Lawmakers in Russia are set on further restricting freedom of expression regarding sexual orientation and gender identity, pushing the LGBTQ+ community deeper into the shadows.
The State Duma on Thursday backed draft legislation that will prohibit sharing positive and even neutral information about LGBTQ+ people and publicly displaying non-heterosexual orientations.
The new so-called “gay propaganda” ban seeks to extend existing legislation that was introduced in 2013 to “protect” children to a blanket ban on LGBTQ+ public information or activities to all Russians.
According to Human Rights Watch, the new legislation introduces fines up to the equivalent of US$6,500 for individuals and US$81,000 for legal entities, such as NGOs, for disseminating such information. Foreigners found guilty face up to 15 days in detention and then expulsion.
The bill will next go to the upper house and then to President Vladimir Putin for his signature. The proposed legislation does not provide any exclusions for art, scientific studies, or education.
Human Rights Watch said the bill also perpetuates false and damaging messaging that tries to link LGBTQ+ people with paedophiles, repeatedly referring to “propaganda of nontraditional sexual relations and (or) preferences, paedophilia, and sex change.”
“This law doesn’t protect anyone, but seeks to stoke fear and hatred about a minority.”

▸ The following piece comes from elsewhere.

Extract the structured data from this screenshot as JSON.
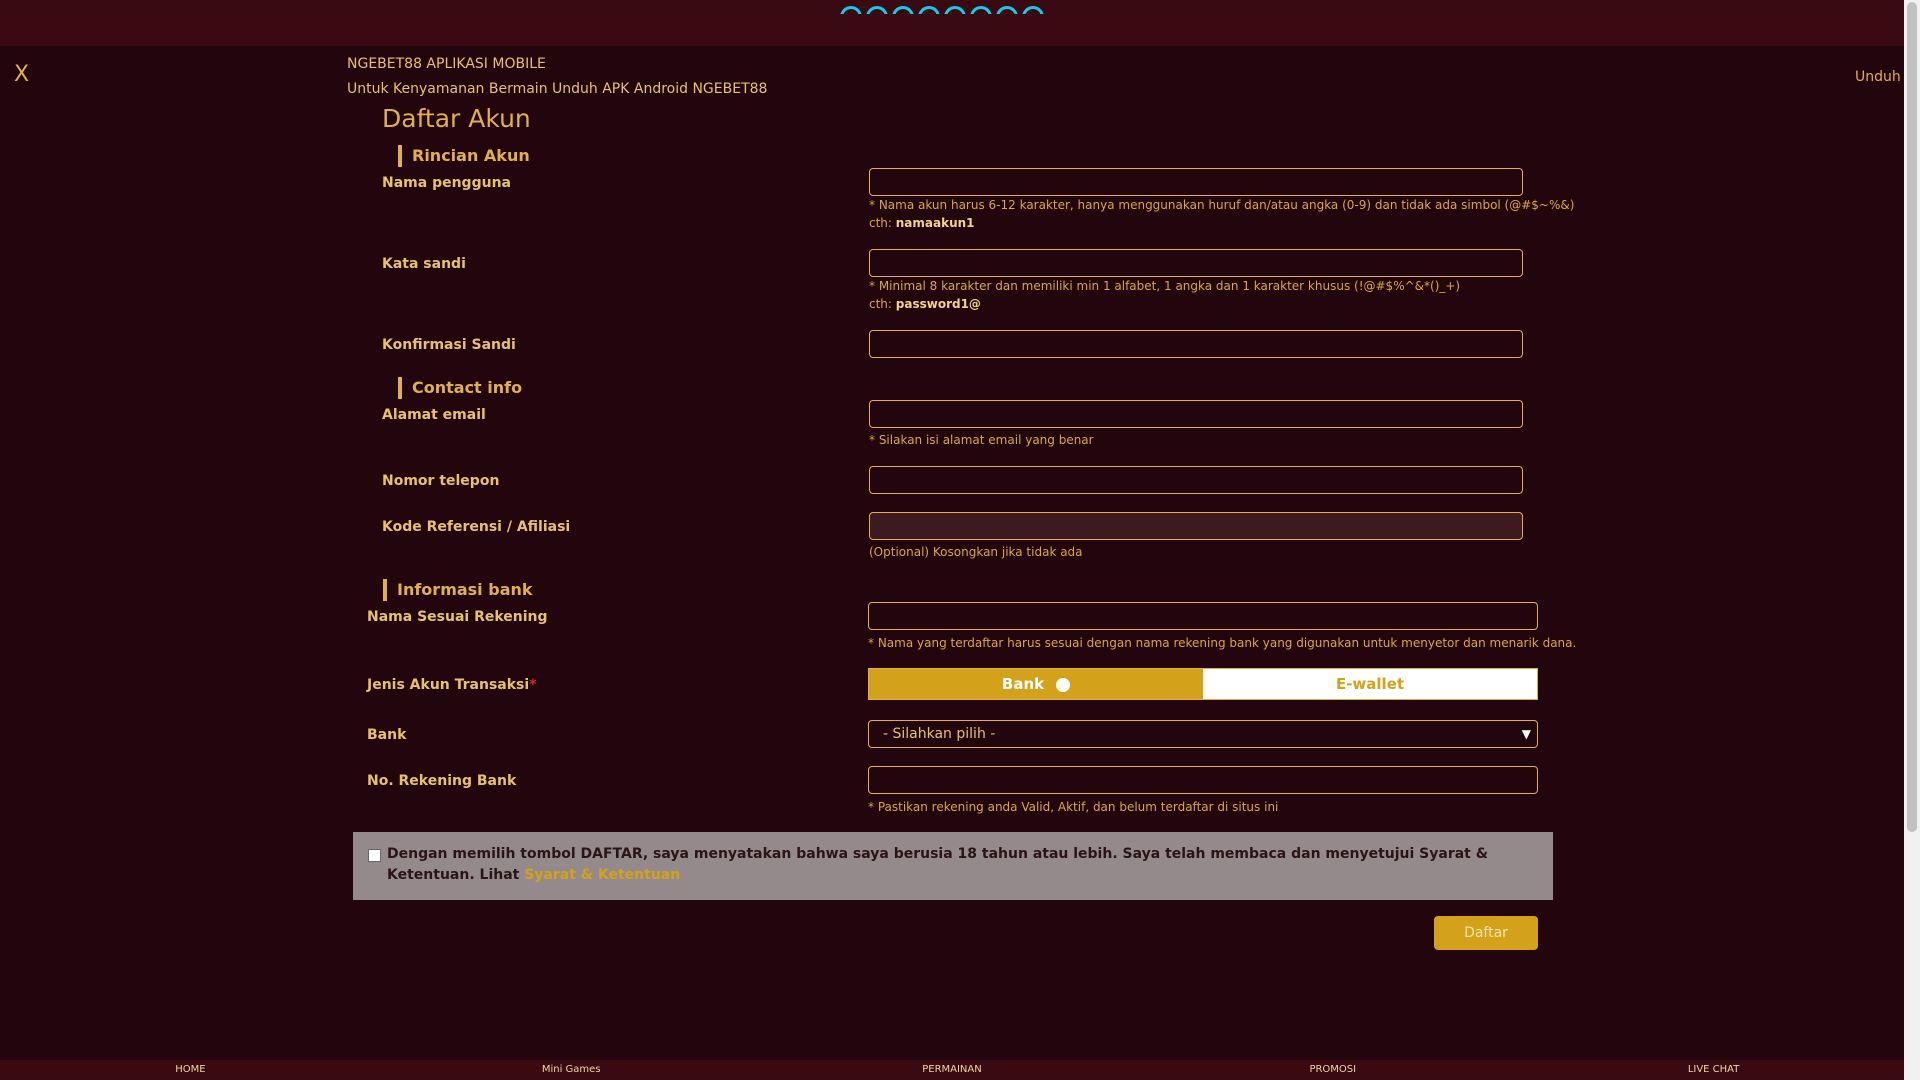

“The 2013 ‘gay propaganda’ law was an unabashed example of political homophobia, and the new draft legislation amplifies that in broader and harsher ways,” commented Tanya Lokshina, associate Europe and Central Asia director at Human Rights Watch.
“Just as the original law resulted in significant stigma and harm toward LGBT people in Russia, this updated version will have an even more stifling effect on freedom of expression, well-being and security.”
The 2013 “gay propaganda,” law has been extensively used by the government to stifle pro-LGBTQ+ events and to shut down organisations and online media.
In 2018, the UN Human Rights Committee found the 2013 law to be “ambiguous, disproportionate and discriminatory” and denounced “a blanket restriction on legitimate expressions of sexual orientation.”
The European Court of Human Rights reiterated similar conclusions, in particular that “differences based solely on considerations of sexual orientation are unacceptable under the [European Convention on Human Rights]” and that Russian legislation stating the inferiority of same-sex relationships was not justifiable.
“This law – like its predecessor – doesn’t protect anyone, but seeks to stoke fear and hatred about a minority. It cuts off kids from the services they need to thrive, and in some cases even survive,” Lokshina said. “The proposed legislation and the original ‘gay propaganda’ ban have no place in any society and belong in the trash.”